REFLECTIONS ON FILM CULTURE

DAILY | Whit Stillman, Ying Liang, and More


Metropolitan

The “urban haute bourgeoisie” of Whit Stillman’s ‘Metropolitan’

For the Awl, Sharan Shetty talks with Whit Stillman about the Oscar-nominated screenplay for his debut feature, Metropolitan (1990), which, “chiseled to a subtle perfection, is a thing of beauty. Of those screenwriters who depict the lives of neurotic, privileged youth, he’s the oft-overlooked link between Woody Allen and Lena Dunham. Metropolitan‘s entire narrative consists of conversations between outspoken, embittered students bound by a temporary camaraderie; the dialogues are crisp, biting, and imbued with a playful intelligence. We’re introduced to eight characters, know them for only 98 minutes, yet they each loom large in memory.”

More reading. In the Bangkok Post (and via Movie City News), Kong Rithdee talks with Ying Liang about his “quietly moving film” When Night Falls, which won the Best Director and Best Actress awards at Locarno a couple of weeks ago. Which can’t have pleased Chinese authorities. As we noted in early May, if Ying, currently living in Hong Kong, returns to mainland China, he’ll likely be arrested. “I don’t really know what the [Chinese] government is thinking. Before they threatened me, I doubt hardly anyone knew of a director named Ying Liang, or wanted to watch a film called When Night Falls. But everything they do seems to confirm my status as a director. It’s awfully strange…. I have only two choices at present: stay outside of mainland China, or return. The first choice can ensure my safety. If I were to take the second option now, I would lose my freedom.

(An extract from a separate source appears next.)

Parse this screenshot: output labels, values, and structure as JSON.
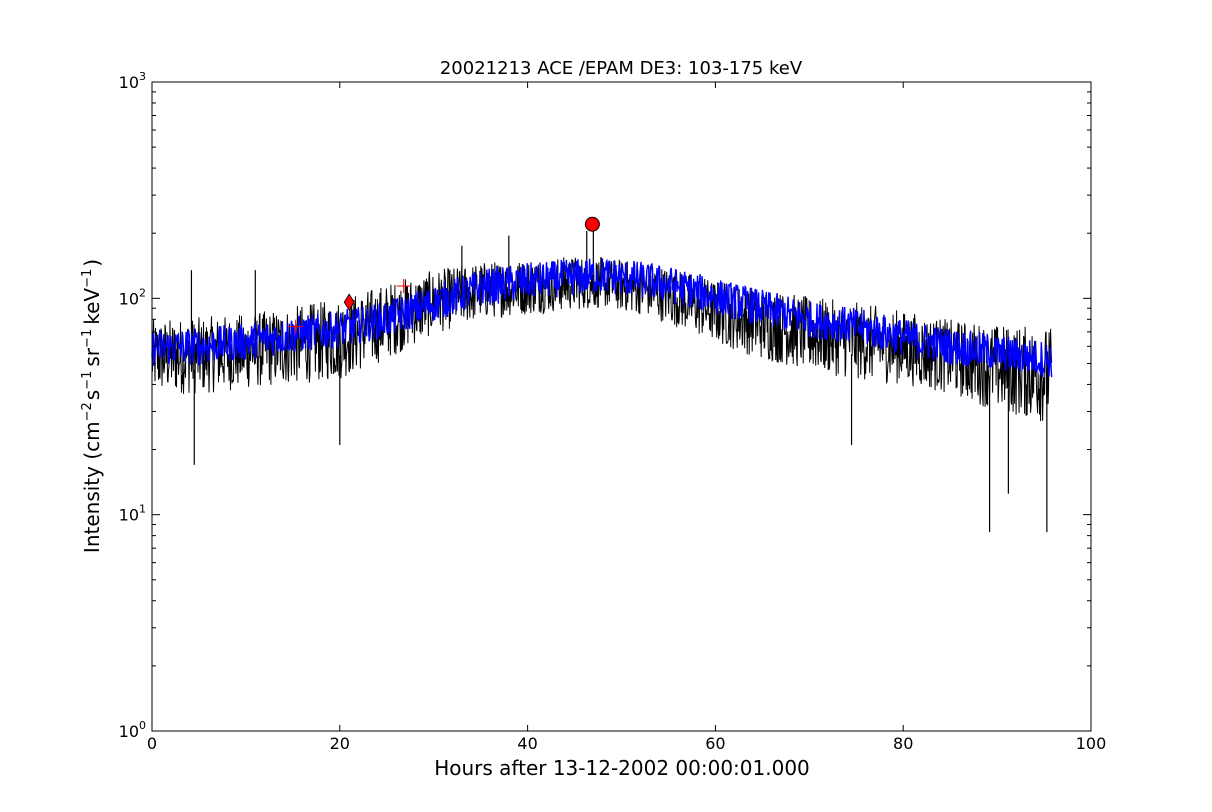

I’m not all that worried about this, but I need to carefully consider whether this decision would result in something worthwhile. I will continue to wait and consider.”

For the TLS, James M. Murphy reviews John Sbardellati’s J. Edgar Hoover Goes to the Movies: The FBI and the origins of Hollywoods Cold War and finds that it seems “rather going too far to argue, as he does, that Hoover’s anti-Communist crusade ‘brought to an end a brief, though vibrant, period of filmmaking in which liberal reform and social criticism from the left found its way onto American screens.’ After all, a vast assortment of influences tempered popular culture during these Cold War years in America—10 million servicemen re-entering civilian life, revelations of Soviet espionage, unprecedented economic growth and wealth accumulation which changed public attitudes towards leisure and work, the relentless growth of the mass media—to name only a few. Whatever Hoover’s many bureaucratic sins, it is a stretch to indict him for Doris Day’s escapist comedies or Annette Funicello’s beach parties.”

Or, perhaps, monster movies. Dennis Cooper collects images and clips from ten from the 50’s.

MetaFilter‘s got people talking about Captain EO (1986) again. That would be the 3D sci-fi short featuring Michael Jackson and Anjelica Huston that Francis Ford Coppola directed and George Lucas executive produced as an attraction for Disney’s parks. Wade Sampson tells the “untold story” of the film’s making in two parts: 1 and 2.

Broadway

Poster for Paul Fejos’s ‘Broadway’

DVD/Blu-ray. “The big noise for me on Criterion’s Lonesome Blu-Ray,” writes John McElwee, “was not the main attraction, but the Broadway extra that finally gives us access to a historic 1929 musical that Universal by their account sunk a million into.”

Jean-Pierre and Luc Dardenne’s La Promesse (1996) and Rosetta (1999), out now from Criterion, “remain the building blocks of the Dardenne oeuvre and perhaps the best illustrations of the central tension in their films between simplicity of means and richness of effects,” writes Dennis Lim in the Los Angeles Times.

At Movieline, Alonso Duralde posts a guide to some of the month’s most interesting releases.

New York. All day tomorrow, Light Industry will be screening films by Chris Marker “with introductory remarks and remembrances by Paul Chan, Thomas Keenan, Tom McDonough, Molly Nesbit, Martha Rosler, Jason Simon, and Amy Taubin, among others.”

Orientation: A New Arab Cinema is on at the Film Society of Lincoln Center through Wednesday and, for Cinespect, Mónica López-González talks with programmer Richard Peña and, for the FSLC, Channing Davisson asks Susan Youssef about her debut feature, Habibi.

In the works. From Jordan Zakarin in the Hollywood Reporter: “‘I have to say that when I first heard Toby’s [Jones] voice as Alfred Hitchcock, my body just froze,’ Tippi Hedren told reporters at the TCA press tour earlier this month; with the release of this first narrated preview of HBO’s The Girl, Hedren’s shock is now quite understandable.”